Now, the internal cluster is already using BGP. We can create a Deployment and a service to test it.
apiVersion: apps/v1
kind: Deployment
metadata:
name: nginx-deployment
spec:
selector:
matchLabels:
app: nginx
replicas: 2 # tells deployment to run 2 pods matching the template
template:
metadata:
labels:
app: nginx
spec:
containers:
- name: nginx
image: nginx:1.14.2
ports:
- containerPort: 80
---
apiVersion: v1
kind: Service
metadata:
labels:
app: nginx
name: nginx
spec:
ports:
- port: 80
protocol: TCP
targetPort: 80
selector:
app: nginx
Check the Nginx pods and services IP addresses by the following command. It indicated Cilium works fine.
root@k8smaster0:~/app# kubectl get service nginx
NAME TYPE CLUSTER-IP EXTERNAL-IP PORT(S) AGE
nginx ClusterIP 10.96.229.67 <none> 80/TCP 12m
root@k8smaster0:~/app# kubectl get pods -o wide -l app=nginx
NAME READY STATUS RESTARTS AGE IP NODE NOMINATED NODE READINESS GATES
nginx-deployment-7fb96c846b-7jhtt 1/1 Running 0 12m 10.112.1.174 k8sslave0 <none> <none>
nginx-deployment-7fb96c846b-lqpgf 1/1 Running 0 12m 10.112.1.125 k8sslave0 <none> <none>
root@k8smaster0:~/app# curl 10.96.229.67
<!DOCTYPE html>
<html>
<head>
<title>Welcome to nginx!</title>
<style>
body {
width: 35em;
margin: 0 auto;
font-family: Tahoma, Verdana, Arial, sans-serif;
}
</style>
</head>
<body>
<h1>Welcome to nginx!</h1>
<p>If you see this page, the nginx web server is successfully installed and
working.

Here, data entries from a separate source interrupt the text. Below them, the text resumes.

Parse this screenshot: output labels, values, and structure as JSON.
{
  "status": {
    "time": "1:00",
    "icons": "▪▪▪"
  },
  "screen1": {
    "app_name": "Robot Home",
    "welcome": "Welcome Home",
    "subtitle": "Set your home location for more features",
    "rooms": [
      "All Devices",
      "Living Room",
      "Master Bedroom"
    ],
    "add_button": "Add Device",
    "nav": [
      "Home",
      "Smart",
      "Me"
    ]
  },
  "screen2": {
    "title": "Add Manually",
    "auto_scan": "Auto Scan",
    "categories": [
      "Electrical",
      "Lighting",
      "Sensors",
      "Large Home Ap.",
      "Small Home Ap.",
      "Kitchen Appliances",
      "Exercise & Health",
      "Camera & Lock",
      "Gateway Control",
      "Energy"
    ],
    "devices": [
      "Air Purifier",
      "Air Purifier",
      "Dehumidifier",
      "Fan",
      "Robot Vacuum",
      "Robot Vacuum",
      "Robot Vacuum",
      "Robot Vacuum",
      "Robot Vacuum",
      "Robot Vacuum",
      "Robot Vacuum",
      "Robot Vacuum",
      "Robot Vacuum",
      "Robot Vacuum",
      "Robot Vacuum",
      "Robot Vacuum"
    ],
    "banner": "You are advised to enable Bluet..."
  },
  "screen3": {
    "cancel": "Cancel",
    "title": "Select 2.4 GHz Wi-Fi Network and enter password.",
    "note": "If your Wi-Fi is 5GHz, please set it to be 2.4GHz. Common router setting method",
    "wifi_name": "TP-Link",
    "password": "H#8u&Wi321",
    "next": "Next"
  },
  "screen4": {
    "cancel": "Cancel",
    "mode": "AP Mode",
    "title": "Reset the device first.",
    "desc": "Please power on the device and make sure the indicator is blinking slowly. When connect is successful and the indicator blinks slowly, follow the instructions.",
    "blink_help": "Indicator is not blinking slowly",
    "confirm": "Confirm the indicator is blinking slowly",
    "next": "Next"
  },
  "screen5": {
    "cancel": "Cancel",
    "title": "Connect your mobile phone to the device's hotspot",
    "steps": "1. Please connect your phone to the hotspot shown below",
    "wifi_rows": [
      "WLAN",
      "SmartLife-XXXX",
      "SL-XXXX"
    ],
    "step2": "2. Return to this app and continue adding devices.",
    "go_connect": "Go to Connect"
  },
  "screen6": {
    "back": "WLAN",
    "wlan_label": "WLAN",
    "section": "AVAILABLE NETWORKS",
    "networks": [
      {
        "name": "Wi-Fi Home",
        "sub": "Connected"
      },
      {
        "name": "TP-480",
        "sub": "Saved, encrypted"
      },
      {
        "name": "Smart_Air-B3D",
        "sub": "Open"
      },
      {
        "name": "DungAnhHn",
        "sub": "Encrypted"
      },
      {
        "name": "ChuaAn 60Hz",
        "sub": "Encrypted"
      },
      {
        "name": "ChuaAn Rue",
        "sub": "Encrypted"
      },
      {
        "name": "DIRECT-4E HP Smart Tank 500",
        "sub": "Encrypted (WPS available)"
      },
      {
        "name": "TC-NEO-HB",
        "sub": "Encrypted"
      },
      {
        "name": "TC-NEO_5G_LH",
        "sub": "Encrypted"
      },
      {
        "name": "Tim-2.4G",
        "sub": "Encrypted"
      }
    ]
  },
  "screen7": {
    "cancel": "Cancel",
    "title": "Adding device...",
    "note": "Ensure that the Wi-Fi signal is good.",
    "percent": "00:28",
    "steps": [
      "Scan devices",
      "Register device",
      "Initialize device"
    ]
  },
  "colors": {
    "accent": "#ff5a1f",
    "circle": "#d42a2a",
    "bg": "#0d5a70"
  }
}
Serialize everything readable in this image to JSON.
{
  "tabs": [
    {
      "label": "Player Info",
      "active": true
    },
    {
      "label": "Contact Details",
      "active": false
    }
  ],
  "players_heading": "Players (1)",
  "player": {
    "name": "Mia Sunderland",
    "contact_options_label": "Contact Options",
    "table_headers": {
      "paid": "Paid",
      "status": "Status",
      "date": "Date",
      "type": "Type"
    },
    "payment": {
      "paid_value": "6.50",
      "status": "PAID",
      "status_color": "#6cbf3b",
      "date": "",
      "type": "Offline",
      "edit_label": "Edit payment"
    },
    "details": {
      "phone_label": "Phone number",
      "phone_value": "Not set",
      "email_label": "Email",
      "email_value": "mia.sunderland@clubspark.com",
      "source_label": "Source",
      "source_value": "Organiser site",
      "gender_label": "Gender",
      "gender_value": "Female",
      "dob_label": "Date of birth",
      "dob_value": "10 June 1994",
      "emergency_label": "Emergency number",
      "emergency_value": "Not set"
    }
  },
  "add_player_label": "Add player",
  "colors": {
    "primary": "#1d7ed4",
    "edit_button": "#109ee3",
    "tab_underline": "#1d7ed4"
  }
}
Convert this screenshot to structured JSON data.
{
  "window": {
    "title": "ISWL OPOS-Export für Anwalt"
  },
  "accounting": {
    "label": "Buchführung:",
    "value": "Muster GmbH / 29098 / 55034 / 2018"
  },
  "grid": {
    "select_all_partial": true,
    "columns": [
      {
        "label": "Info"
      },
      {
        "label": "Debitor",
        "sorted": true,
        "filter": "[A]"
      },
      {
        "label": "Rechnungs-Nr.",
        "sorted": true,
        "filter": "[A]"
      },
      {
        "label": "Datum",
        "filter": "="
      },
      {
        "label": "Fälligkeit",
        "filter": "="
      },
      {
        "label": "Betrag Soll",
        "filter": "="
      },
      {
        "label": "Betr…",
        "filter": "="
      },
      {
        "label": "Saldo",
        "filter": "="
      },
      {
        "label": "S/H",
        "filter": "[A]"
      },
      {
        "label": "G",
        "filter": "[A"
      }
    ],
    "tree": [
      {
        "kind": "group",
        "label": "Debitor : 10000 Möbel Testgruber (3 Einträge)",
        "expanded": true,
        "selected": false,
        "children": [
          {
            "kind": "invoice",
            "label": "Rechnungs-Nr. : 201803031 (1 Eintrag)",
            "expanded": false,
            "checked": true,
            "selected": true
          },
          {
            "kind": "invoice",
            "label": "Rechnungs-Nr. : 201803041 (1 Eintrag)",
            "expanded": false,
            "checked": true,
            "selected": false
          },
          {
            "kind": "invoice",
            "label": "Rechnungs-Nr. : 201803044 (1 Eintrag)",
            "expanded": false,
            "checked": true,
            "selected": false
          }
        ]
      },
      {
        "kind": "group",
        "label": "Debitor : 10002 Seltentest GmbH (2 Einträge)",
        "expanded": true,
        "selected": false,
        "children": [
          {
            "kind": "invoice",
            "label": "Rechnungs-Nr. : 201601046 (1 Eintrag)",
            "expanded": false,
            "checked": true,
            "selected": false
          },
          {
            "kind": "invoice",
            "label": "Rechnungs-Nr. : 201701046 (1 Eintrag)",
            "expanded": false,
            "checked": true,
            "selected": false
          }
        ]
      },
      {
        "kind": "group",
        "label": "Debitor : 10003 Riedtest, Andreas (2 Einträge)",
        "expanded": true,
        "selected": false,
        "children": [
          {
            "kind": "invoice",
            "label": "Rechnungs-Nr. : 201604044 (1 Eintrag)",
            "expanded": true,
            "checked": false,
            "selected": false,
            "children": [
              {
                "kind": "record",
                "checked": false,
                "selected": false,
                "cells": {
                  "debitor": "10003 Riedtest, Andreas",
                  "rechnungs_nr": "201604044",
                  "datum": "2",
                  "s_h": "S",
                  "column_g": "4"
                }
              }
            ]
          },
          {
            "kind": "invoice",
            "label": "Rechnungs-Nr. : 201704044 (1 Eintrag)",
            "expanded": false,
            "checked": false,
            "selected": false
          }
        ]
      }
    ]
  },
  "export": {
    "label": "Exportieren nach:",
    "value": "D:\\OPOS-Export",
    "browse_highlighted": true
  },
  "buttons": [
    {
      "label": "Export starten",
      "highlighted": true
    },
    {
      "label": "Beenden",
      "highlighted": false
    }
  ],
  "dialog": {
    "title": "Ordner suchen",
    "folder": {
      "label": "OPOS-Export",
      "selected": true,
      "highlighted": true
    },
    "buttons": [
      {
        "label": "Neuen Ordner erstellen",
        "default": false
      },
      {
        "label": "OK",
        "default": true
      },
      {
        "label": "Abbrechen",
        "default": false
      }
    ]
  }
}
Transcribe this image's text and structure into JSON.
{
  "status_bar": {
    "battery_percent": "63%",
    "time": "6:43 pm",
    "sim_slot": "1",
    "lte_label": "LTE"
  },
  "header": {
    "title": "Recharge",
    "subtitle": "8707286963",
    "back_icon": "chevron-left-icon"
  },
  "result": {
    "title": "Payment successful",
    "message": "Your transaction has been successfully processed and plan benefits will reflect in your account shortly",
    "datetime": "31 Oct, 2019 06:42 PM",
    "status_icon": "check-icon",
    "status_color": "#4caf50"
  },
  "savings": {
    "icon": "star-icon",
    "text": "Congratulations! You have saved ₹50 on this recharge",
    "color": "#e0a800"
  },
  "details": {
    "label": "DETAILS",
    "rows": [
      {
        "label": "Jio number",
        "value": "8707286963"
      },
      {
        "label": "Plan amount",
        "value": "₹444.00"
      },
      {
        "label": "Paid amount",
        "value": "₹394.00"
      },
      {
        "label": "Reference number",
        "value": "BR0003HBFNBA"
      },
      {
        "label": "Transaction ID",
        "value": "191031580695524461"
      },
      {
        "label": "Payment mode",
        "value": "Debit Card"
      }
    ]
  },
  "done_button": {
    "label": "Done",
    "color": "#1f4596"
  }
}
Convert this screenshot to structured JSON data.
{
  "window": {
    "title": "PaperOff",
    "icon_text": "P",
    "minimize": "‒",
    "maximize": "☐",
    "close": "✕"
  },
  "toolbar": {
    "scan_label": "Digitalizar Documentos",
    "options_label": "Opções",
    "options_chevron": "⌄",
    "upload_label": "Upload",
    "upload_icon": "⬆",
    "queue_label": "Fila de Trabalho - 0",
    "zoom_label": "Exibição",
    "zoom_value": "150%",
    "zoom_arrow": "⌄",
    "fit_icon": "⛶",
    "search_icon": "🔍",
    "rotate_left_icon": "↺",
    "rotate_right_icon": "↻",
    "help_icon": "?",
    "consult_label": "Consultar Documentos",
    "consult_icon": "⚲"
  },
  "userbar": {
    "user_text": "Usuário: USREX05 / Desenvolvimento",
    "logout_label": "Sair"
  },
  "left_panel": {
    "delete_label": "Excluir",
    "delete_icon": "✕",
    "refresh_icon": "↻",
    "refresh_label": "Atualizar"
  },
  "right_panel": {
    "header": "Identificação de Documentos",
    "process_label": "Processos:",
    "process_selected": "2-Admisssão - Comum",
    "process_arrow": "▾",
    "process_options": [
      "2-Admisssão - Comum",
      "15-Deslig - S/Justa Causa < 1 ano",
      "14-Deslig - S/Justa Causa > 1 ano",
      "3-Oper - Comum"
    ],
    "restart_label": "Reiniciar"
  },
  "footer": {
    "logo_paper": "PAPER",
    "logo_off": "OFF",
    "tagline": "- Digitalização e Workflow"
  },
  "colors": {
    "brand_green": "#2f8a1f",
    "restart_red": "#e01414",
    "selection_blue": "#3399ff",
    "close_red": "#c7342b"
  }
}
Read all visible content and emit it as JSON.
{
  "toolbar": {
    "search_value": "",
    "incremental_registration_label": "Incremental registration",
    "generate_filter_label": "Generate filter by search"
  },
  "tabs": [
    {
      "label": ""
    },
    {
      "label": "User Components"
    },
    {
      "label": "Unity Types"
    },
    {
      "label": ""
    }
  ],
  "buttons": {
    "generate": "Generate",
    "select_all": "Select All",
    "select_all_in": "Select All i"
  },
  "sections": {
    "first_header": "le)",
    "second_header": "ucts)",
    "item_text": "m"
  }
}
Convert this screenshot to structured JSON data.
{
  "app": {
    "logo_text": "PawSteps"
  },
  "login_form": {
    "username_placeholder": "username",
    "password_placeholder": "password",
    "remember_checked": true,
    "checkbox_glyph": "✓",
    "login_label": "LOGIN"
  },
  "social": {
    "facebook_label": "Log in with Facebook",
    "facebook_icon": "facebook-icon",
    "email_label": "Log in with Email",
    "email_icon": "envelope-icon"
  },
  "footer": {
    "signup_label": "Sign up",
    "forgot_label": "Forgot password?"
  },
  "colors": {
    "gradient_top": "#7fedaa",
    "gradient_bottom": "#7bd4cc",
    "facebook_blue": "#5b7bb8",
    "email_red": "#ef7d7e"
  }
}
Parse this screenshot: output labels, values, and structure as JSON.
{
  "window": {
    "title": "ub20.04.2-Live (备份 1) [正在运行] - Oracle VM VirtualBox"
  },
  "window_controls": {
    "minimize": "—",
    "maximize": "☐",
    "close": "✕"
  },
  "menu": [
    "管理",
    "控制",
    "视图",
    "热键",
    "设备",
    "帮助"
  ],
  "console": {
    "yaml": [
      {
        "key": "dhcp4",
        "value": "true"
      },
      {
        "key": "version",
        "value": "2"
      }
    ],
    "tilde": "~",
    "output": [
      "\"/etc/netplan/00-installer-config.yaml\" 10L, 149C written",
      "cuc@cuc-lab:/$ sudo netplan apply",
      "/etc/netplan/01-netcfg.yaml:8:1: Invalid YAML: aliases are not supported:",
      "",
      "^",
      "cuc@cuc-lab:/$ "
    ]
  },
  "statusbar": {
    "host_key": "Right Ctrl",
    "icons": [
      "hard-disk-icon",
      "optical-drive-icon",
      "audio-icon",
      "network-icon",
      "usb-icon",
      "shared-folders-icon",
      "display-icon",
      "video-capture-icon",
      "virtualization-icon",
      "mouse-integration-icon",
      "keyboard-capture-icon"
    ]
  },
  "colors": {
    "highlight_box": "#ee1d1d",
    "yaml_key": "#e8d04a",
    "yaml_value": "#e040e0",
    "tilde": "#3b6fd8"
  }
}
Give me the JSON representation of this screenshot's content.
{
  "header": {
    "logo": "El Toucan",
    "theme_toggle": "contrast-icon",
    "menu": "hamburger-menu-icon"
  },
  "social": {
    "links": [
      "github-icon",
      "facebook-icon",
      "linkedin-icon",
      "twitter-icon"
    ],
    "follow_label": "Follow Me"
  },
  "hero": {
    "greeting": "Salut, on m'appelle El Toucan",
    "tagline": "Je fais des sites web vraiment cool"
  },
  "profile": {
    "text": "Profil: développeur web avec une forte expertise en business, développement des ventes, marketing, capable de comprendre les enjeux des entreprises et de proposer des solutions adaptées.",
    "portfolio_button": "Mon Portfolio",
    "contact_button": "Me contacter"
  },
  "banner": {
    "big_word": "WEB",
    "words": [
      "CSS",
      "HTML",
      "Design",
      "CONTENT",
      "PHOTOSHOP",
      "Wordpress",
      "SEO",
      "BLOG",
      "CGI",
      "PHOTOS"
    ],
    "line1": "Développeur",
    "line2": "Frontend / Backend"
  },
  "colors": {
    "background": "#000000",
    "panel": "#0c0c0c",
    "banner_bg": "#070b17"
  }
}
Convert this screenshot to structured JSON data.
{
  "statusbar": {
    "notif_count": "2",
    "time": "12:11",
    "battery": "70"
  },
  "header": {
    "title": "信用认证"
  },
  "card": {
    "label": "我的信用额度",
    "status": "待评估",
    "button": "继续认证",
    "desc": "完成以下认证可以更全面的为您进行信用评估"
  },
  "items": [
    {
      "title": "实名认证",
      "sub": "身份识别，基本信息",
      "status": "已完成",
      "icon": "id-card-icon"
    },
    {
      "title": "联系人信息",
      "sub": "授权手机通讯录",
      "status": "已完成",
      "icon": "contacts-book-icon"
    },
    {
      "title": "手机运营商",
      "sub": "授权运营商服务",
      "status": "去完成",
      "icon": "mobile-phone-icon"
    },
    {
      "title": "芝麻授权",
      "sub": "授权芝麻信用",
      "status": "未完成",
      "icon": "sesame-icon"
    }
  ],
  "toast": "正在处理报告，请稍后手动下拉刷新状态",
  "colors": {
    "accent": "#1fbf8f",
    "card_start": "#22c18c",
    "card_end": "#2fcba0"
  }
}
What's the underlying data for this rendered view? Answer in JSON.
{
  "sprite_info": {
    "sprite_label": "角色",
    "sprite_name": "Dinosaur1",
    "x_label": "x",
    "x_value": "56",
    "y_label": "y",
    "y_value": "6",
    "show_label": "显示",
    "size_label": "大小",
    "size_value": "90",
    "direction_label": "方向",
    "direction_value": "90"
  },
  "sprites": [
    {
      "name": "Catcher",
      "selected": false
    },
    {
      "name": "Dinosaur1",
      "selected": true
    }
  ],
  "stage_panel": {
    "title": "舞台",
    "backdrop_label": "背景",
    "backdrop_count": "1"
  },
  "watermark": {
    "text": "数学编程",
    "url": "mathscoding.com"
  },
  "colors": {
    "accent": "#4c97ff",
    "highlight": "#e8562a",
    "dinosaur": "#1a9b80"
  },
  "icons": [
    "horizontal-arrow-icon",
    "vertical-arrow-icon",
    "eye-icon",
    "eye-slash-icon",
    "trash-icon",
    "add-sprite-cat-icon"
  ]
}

Further configuration is required.</p>
<p>For online documentation and support please refer to
<a href="http://nginx.org/">nginx.org</a>.<br/>
Commercial support is available at
<a href="http://nginx.com/">nginx.com</a>.</p>
<p><em>Thank you for using nginx.</em></p>
</body>
</html>
And we can use the Cilium command to get the services managed by Cilium.
root@k8smaster0:~/app# kubectl get pods -A -l k8s-app=cilium
NAMESPACE NAME READY STATUS RESTARTS AGE
kube-system cilium-2xlxh 1/1 Running 0 60m
kube-system cilium-hcr6r 1/1 Running 0 60m
root@k8smaster0:~/app# kubectl -n kube-system exec cilium-2xlxh -- cilium service list
Defaulted container "cilium-agent" out of: cilium-agent, mount-cgroup (init), apply-sysctl-overwrites (init), mount-bpf-fs (init), clean-cilium-state (init)
ID Frontend Service Type Backend
1 10.96.0.1:443 ClusterIP 1 => 192.168.56.4:6443 (active)
2 10.96.0.10:53 ClusterIP 1 => 10.112.0.59:53 (active)
2 => 10.112.0.84:53 (active)
3 10.96.0.10:9153 ClusterIP 1 => 10.112.0.59:9153 (active)
2 => 10.112.0.84:9153 (active)
4 10.98.28.103:443 ClusterIP 1 => 192.168.56.4:4244 (active)
2 => 192.168.56.5:4244 (active)
5 10.96.229.67:80 ClusterIP 1 => 10.112.1.125:80 (active)
2 => 10.112.1.174:80 (active)
root@k8smaster0:~/app#
We can see the Nginx Cluster IP 10.96.229.67
is active.
By now, we have finished all the work, the internal cluster is using BPG to communicate with each other, but we still have some work to do to let the external can route to the cluster. I’ll write it in my next blog.